Running 74 miles from Idaho Springs on the east to Avon on the west, this section of Interstate 70 cuts through the heart of the Colorado Rockies and provides easy access to seven world class resorts. Together the heptad of hills combines for 18,873 skiable acres — which is nearly two-thirds the size of San Francisco — 148 lifts, numerous restaurants and bars, any kind of lodging you can think of and tons of the product that makes Colorado famous (we’re talking about cold smoke here).
Here’s a quick look at what you’ll find at the resorts that line the asphalt corridor known as I70, Colorado’s “Skiers’ Interstate”.
Loveland Ski Area
Situated on the east side of the continental divide and straddling the famous Eisenhower Tunnel, Loveland is a mid-size hill (1,900 acres, 100 of which are strictly hike-to)) with a decent vertical (2,210 feet) made accessible by nine lifts. Loveland prides itself as usually being the first resort to open in Colorado each season.
Generally the last resort in Colorado to close each season, Arapahoe is a throw-back to skiing and snowboarding‘s funkier times: less pretentiousness (Dirt bags are always welcome) and more fast laps on the runs. A-Basin, situated on the west side of Loveland Pass, is the smallest of the I70 resorts (1,331 acres serviced by six lifts), but it has a big-mountain feel with 2,530 feet of vertical and topping out at 13,050 feet, the highest resort elevation in the state.
Lying about halfway between Arapahoe Basin and Interstate 70 on US Highway 6, Keystone is a well-regarded “family” resort: There’s a huge emphasis on kids’ participation throughout the day and the season. Much of the front side of the 3,148-acre playground is lit up for night-time riding, and perhaps the most heavily traveled of Keystone’s 20 lifts is Peru Express, which gives access to the 60-acre A51 terrain park, also lighted for evening frolicking.

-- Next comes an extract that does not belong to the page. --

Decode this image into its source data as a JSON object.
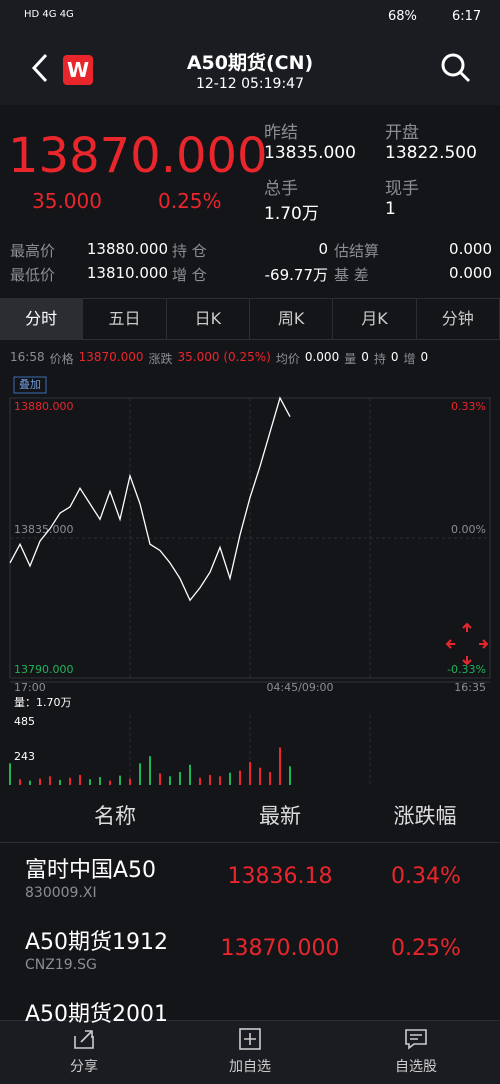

A few miles west of Keystone lies the five-peak wonder known as Breckenridge. Situated above the eponymous Old West gold and silver mining town, Breck has five mountains (Peaks 6 to 10) to choose from, each with its own personality and clientele. The Imperial Express Superchair on Peak 8 tops out at 12,840 feet, making it the highest chairlift in North America.

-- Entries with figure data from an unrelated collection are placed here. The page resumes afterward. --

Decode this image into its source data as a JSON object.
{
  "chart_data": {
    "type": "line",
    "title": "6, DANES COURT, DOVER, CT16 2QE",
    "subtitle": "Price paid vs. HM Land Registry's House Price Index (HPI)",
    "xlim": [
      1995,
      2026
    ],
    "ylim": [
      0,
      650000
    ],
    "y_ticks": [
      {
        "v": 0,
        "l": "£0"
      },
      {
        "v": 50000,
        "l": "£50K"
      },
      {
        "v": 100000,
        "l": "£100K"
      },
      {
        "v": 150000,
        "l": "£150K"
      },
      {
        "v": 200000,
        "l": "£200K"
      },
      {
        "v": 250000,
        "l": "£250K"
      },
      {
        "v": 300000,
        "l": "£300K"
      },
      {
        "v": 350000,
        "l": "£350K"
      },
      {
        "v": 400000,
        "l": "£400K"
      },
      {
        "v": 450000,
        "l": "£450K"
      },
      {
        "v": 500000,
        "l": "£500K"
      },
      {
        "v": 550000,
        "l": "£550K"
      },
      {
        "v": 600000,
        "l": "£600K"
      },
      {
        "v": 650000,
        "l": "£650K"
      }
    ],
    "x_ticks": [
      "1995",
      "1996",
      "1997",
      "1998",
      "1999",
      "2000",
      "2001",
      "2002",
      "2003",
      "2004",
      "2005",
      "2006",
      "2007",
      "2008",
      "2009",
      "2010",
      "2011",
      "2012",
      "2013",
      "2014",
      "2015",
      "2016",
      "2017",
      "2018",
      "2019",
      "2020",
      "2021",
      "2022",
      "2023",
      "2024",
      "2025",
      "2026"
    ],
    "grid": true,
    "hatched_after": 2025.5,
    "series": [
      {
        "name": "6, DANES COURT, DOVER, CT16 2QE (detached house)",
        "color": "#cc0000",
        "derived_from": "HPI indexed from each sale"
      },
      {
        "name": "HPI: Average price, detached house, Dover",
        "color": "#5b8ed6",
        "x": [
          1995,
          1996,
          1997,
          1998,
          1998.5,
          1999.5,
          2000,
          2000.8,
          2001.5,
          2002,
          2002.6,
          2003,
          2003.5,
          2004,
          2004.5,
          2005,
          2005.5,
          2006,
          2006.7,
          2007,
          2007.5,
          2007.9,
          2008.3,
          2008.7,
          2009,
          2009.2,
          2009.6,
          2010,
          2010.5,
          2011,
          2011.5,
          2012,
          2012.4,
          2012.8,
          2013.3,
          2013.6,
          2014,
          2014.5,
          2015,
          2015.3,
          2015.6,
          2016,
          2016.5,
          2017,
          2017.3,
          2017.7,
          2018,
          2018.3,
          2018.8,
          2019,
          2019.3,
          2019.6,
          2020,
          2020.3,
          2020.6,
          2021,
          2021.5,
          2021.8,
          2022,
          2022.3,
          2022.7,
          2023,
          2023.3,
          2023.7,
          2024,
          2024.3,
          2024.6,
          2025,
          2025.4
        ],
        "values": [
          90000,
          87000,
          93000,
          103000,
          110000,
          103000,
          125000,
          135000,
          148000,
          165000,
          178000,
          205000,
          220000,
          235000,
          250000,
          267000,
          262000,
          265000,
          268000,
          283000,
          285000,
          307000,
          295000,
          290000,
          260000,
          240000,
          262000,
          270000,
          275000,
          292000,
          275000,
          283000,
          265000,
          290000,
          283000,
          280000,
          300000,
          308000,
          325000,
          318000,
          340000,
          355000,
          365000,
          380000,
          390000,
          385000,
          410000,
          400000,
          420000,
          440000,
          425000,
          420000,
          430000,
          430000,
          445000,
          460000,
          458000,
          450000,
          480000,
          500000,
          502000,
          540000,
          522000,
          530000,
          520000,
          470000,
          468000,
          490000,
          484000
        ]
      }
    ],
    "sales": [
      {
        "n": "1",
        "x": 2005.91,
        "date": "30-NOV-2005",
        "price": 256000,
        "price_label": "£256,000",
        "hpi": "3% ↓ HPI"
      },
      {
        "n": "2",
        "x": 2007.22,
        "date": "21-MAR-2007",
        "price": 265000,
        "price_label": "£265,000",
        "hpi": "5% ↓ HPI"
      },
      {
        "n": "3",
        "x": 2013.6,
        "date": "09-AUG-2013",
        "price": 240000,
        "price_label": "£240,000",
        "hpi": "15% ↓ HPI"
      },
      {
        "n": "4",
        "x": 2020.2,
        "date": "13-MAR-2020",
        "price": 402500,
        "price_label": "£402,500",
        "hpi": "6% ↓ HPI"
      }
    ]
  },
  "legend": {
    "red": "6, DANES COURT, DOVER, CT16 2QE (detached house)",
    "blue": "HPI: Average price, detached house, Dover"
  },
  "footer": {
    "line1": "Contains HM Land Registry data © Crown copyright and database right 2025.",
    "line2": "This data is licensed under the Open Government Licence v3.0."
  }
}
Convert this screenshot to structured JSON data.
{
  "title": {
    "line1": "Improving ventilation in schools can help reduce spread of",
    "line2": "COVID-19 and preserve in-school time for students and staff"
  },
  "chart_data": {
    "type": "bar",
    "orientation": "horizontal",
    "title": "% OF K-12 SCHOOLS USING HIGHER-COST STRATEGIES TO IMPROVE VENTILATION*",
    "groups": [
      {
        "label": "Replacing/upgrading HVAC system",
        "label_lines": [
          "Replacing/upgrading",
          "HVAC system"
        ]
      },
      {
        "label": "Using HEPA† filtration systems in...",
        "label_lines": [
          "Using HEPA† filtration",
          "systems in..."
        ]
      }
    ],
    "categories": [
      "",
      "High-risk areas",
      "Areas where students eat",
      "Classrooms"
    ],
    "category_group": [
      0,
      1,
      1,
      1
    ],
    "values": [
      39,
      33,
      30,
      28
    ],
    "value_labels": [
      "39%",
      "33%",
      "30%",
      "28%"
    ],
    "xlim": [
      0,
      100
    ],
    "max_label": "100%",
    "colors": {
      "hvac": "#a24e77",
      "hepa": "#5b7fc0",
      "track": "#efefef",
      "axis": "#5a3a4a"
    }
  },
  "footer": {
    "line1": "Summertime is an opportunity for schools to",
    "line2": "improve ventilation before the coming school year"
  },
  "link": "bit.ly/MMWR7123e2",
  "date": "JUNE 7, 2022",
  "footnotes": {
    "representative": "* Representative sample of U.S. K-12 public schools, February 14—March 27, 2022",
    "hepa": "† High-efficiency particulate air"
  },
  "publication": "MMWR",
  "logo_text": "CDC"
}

One of two resorts along the I70 corridor not operated by Vail Resorts (the other is Loveland), Copper‘s 2,465 acres is divided by ridges, with each pod between ridges being consistently either green, blue, black or double diamond, allowing skiers and snowboarders to enjoy the mountain at their own ability. Copper is also the home of Woodward Camp, a 20,000-square-foot indoor ski and snowboard training facility for park and pipe riders.

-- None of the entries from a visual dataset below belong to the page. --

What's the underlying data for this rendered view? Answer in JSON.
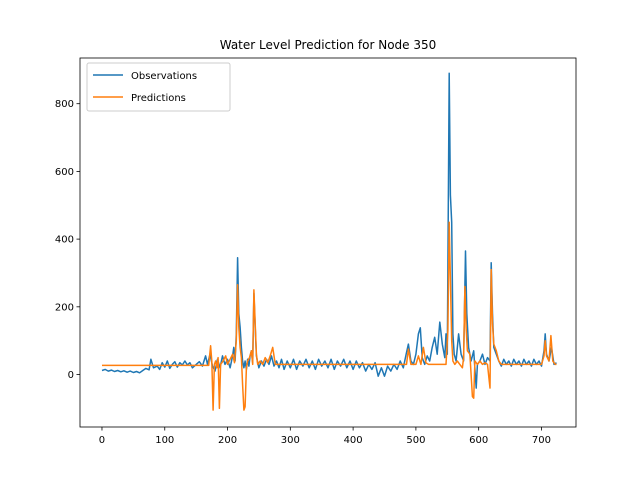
{
  "chart_data": {
    "type": "line",
    "title": "Water Level Prediction for Node 350",
    "xlabel": "",
    "ylabel": "",
    "xlim": [
      -35,
      755
    ],
    "ylim": [
      -155,
      935
    ],
    "xticks": [
      0,
      100,
      200,
      300,
      400,
      500,
      600,
      700
    ],
    "yticks": [
      0,
      200,
      400,
      600,
      800
    ],
    "grid": false,
    "legend_position": "upper-left",
    "series": [
      {
        "name": "Observations",
        "color": "#1f77b4",
        "points": [
          [
            0,
            12
          ],
          [
            5,
            15
          ],
          [
            10,
            10
          ],
          [
            15,
            13
          ],
          [
            20,
            9
          ],
          [
            25,
            12
          ],
          [
            30,
            8
          ],
          [
            35,
            11
          ],
          [
            40,
            7
          ],
          [
            45,
            10
          ],
          [
            50,
            6
          ],
          [
            55,
            9
          ],
          [
            60,
            5
          ],
          [
            65,
            12
          ],
          [
            70,
            18
          ],
          [
            75,
            14
          ],
          [
            78,
            45
          ],
          [
            82,
            20
          ],
          [
            88,
            25
          ],
          [
            92,
            15
          ],
          [
            96,
            35
          ],
          [
            100,
            22
          ],
          [
            104,
            40
          ],
          [
            108,
            18
          ],
          [
            112,
            30
          ],
          [
            116,
            38
          ],
          [
            120,
            22
          ],
          [
            124,
            35
          ],
          [
            128,
            28
          ],
          [
            132,
            40
          ],
          [
            136,
            28
          ],
          [
            140,
            35
          ],
          [
            144,
            20
          ],
          [
            150,
            30
          ],
          [
            155,
            38
          ],
          [
            160,
            25
          ],
          [
            165,
            55
          ],
          [
            168,
            30
          ],
          [
            172,
            60
          ],
          [
            176,
            25
          ],
          [
            180,
            10
          ],
          [
            184,
            45
          ],
          [
            188,
            20
          ],
          [
            192,
            55
          ],
          [
            196,
            30
          ],
          [
            200,
            45
          ],
          [
            204,
            20
          ],
          [
            208,
            55
          ],
          [
            210,
            80
          ],
          [
            212,
            40
          ],
          [
            214,
            120
          ],
          [
            216,
            345
          ],
          [
            218,
            180
          ],
          [
            220,
            140
          ],
          [
            222,
            80
          ],
          [
            224,
            40
          ],
          [
            226,
            20
          ],
          [
            228,
            40
          ],
          [
            230,
            15
          ],
          [
            232,
            45
          ],
          [
            234,
            25
          ],
          [
            236,
            55
          ],
          [
            238,
            70
          ],
          [
            240,
            35
          ],
          [
            242,
            240
          ],
          [
            244,
            140
          ],
          [
            246,
            55
          ],
          [
            248,
            35
          ],
          [
            250,
            20
          ],
          [
            254,
            40
          ],
          [
            258,
            25
          ],
          [
            262,
            45
          ],
          [
            266,
            30
          ],
          [
            270,
            55
          ],
          [
            274,
            25
          ],
          [
            278,
            40
          ],
          [
            282,
            20
          ],
          [
            286,
            45
          ],
          [
            290,
            15
          ],
          [
            295,
            40
          ],
          [
            300,
            20
          ],
          [
            305,
            45
          ],
          [
            310,
            15
          ],
          [
            315,
            40
          ],
          [
            320,
            25
          ],
          [
            325,
            45
          ],
          [
            330,
            20
          ],
          [
            335,
            40
          ],
          [
            340,
            15
          ],
          [
            345,
            45
          ],
          [
            350,
            25
          ],
          [
            355,
            40
          ],
          [
            360,
            20
          ],
          [
            365,
            45
          ],
          [
            370,
            15
          ],
          [
            375,
            40
          ],
          [
            380,
            25
          ],
          [
            385,
            45
          ],
          [
            390,
            20
          ],
          [
            395,
            40
          ],
          [
            400,
            15
          ],
          [
            405,
            40
          ],
          [
            410,
            20
          ],
          [
            415,
            35
          ],
          [
            420,
            10
          ],
          [
            425,
            30
          ],
          [
            430,
            15
          ],
          [
            435,
            35
          ],
          [
            440,
            -5
          ],
          [
            445,
            20
          ],
          [
            450,
            -5
          ],
          [
            455,
            25
          ],
          [
            460,
            10
          ],
          [
            465,
            30
          ],
          [
            470,
            15
          ],
          [
            475,
            40
          ],
          [
            480,
            20
          ],
          [
            485,
            65
          ],
          [
            488,
            90
          ],
          [
            492,
            40
          ],
          [
            496,
            30
          ],
          [
            500,
            60
          ],
          [
            504,
            120
          ],
          [
            507,
            138
          ],
          [
            510,
            50
          ],
          [
            514,
            30
          ],
          [
            518,
            55
          ],
          [
            522,
            40
          ],
          [
            526,
            80
          ],
          [
            530,
            110
          ],
          [
            534,
            60
          ],
          [
            538,
            155
          ],
          [
            542,
            90
          ],
          [
            546,
            50
          ],
          [
            548,
            120
          ],
          [
            550,
            60
          ],
          [
            553,
            890
          ],
          [
            555,
            530
          ],
          [
            557,
            450
          ],
          [
            559,
            120
          ],
          [
            561,
            60
          ],
          [
            564,
            40
          ],
          [
            568,
            120
          ],
          [
            572,
            60
          ],
          [
            576,
            40
          ],
          [
            579,
            365
          ],
          [
            581,
            180
          ],
          [
            584,
            80
          ],
          [
            588,
            40
          ],
          [
            592,
            70
          ],
          [
            596,
            -40
          ],
          [
            598,
            30
          ],
          [
            602,
            40
          ],
          [
            606,
            60
          ],
          [
            610,
            30
          ],
          [
            614,
            50
          ],
          [
            618,
            40
          ],
          [
            620,
            330
          ],
          [
            622,
            180
          ],
          [
            624,
            80
          ],
          [
            628,
            60
          ],
          [
            632,
            40
          ],
          [
            636,
            25
          ],
          [
            640,
            45
          ],
          [
            644,
            30
          ],
          [
            648,
            40
          ],
          [
            652,
            25
          ],
          [
            656,
            45
          ],
          [
            660,
            30
          ],
          [
            664,
            40
          ],
          [
            668,
            25
          ],
          [
            672,
            45
          ],
          [
            676,
            30
          ],
          [
            680,
            40
          ],
          [
            684,
            25
          ],
          [
            688,
            45
          ],
          [
            692,
            30
          ],
          [
            696,
            40
          ],
          [
            700,
            25
          ],
          [
            704,
            70
          ],
          [
            706,
            120
          ],
          [
            708,
            60
          ],
          [
            712,
            40
          ],
          [
            716,
            80
          ],
          [
            720,
            30
          ],
          [
            724,
            35
          ]
        ]
      },
      {
        "name": "Predictions",
        "color": "#ff7f0e",
        "points": [
          [
            0,
            27
          ],
          [
            20,
            27
          ],
          [
            40,
            27
          ],
          [
            60,
            27
          ],
          [
            80,
            27
          ],
          [
            100,
            27
          ],
          [
            120,
            27
          ],
          [
            140,
            27
          ],
          [
            160,
            27
          ],
          [
            170,
            27
          ],
          [
            173,
            85
          ],
          [
            175,
            40
          ],
          [
            177,
            -105
          ],
          [
            179,
            30
          ],
          [
            181,
            40
          ],
          [
            183,
            20
          ],
          [
            185,
            50
          ],
          [
            187,
            -100
          ],
          [
            189,
            30
          ],
          [
            193,
            40
          ],
          [
            197,
            55
          ],
          [
            200,
            30
          ],
          [
            204,
            45
          ],
          [
            208,
            60
          ],
          [
            211,
            35
          ],
          [
            214,
            100
          ],
          [
            216,
            265
          ],
          [
            218,
            140
          ],
          [
            220,
            80
          ],
          [
            222,
            50
          ],
          [
            224,
            -30
          ],
          [
            226,
            -105
          ],
          [
            228,
            -95
          ],
          [
            230,
            20
          ],
          [
            232,
            40
          ],
          [
            235,
            50
          ],
          [
            238,
            70
          ],
          [
            240,
            30
          ],
          [
            242,
            250
          ],
          [
            244,
            150
          ],
          [
            246,
            60
          ],
          [
            248,
            30
          ],
          [
            252,
            40
          ],
          [
            256,
            30
          ],
          [
            260,
            50
          ],
          [
            264,
            35
          ],
          [
            268,
            55
          ],
          [
            272,
            80
          ],
          [
            276,
            30
          ],
          [
            280,
            30
          ],
          [
            300,
            30
          ],
          [
            320,
            30
          ],
          [
            340,
            30
          ],
          [
            360,
            30
          ],
          [
            380,
            30
          ],
          [
            400,
            30
          ],
          [
            420,
            30
          ],
          [
            440,
            30
          ],
          [
            460,
            30
          ],
          [
            480,
            30
          ],
          [
            485,
            30
          ],
          [
            488,
            75
          ],
          [
            492,
            30
          ],
          [
            500,
            30
          ],
          [
            504,
            55
          ],
          [
            508,
            30
          ],
          [
            512,
            80
          ],
          [
            516,
            35
          ],
          [
            520,
            30
          ],
          [
            530,
            30
          ],
          [
            540,
            30
          ],
          [
            548,
            30
          ],
          [
            551,
            130
          ],
          [
            553,
            450
          ],
          [
            555,
            280
          ],
          [
            557,
            100
          ],
          [
            559,
            40
          ],
          [
            562,
            30
          ],
          [
            566,
            40
          ],
          [
            570,
            30
          ],
          [
            574,
            20
          ],
          [
            576,
            50
          ],
          [
            578,
            260
          ],
          [
            580,
            140
          ],
          [
            582,
            70
          ],
          [
            586,
            60
          ],
          [
            590,
            -65
          ],
          [
            592,
            -70
          ],
          [
            594,
            40
          ],
          [
            598,
            30
          ],
          [
            602,
            40
          ],
          [
            606,
            30
          ],
          [
            610,
            35
          ],
          [
            614,
            30
          ],
          [
            618,
            -40
          ],
          [
            620,
            310
          ],
          [
            622,
            150
          ],
          [
            624,
            90
          ],
          [
            628,
            70
          ],
          [
            632,
            40
          ],
          [
            636,
            30
          ],
          [
            640,
            30
          ],
          [
            660,
            30
          ],
          [
            680,
            30
          ],
          [
            700,
            30
          ],
          [
            704,
            55
          ],
          [
            706,
            100
          ],
          [
            708,
            55
          ],
          [
            712,
            40
          ],
          [
            715,
            115
          ],
          [
            718,
            40
          ],
          [
            722,
            30
          ],
          [
            724,
            30
          ]
        ]
      }
    ]
  }
}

Ground Zero for Vail Resort’s massive holdings, Vail’s 5,289 acres sprawl from a few feet from the breakdown lane on eastbound I70 southward over a couple of ridges and bowls to provide just about any type of skiing or snowboarding you can think of. The powder trees of Blue Sky Basin are fun and the Back Bowls are iconic, but there’s nothing like taking fast laps off the Highline Express lift.
Laying claim to the most vert (4,040 feet) among the I70 seven, Beaver Creek also skis much bigger than its 1,832 acres. That’s because of the infamous Birds of Prey terrain, which include some the steepest tree-lined runs on the continent — Golden Eagle, Peregrine, Kestrel and Goshawk drop 2,484 vertical feet in around 1.7 miles. But there’s a gentler side to Beaver, and most of the resort’s 25 lifts service long blue and easy black cruisers, the 2,100-vertical-foot Centennial run, accessed by the Centennial 6-pack, being the crown jewel.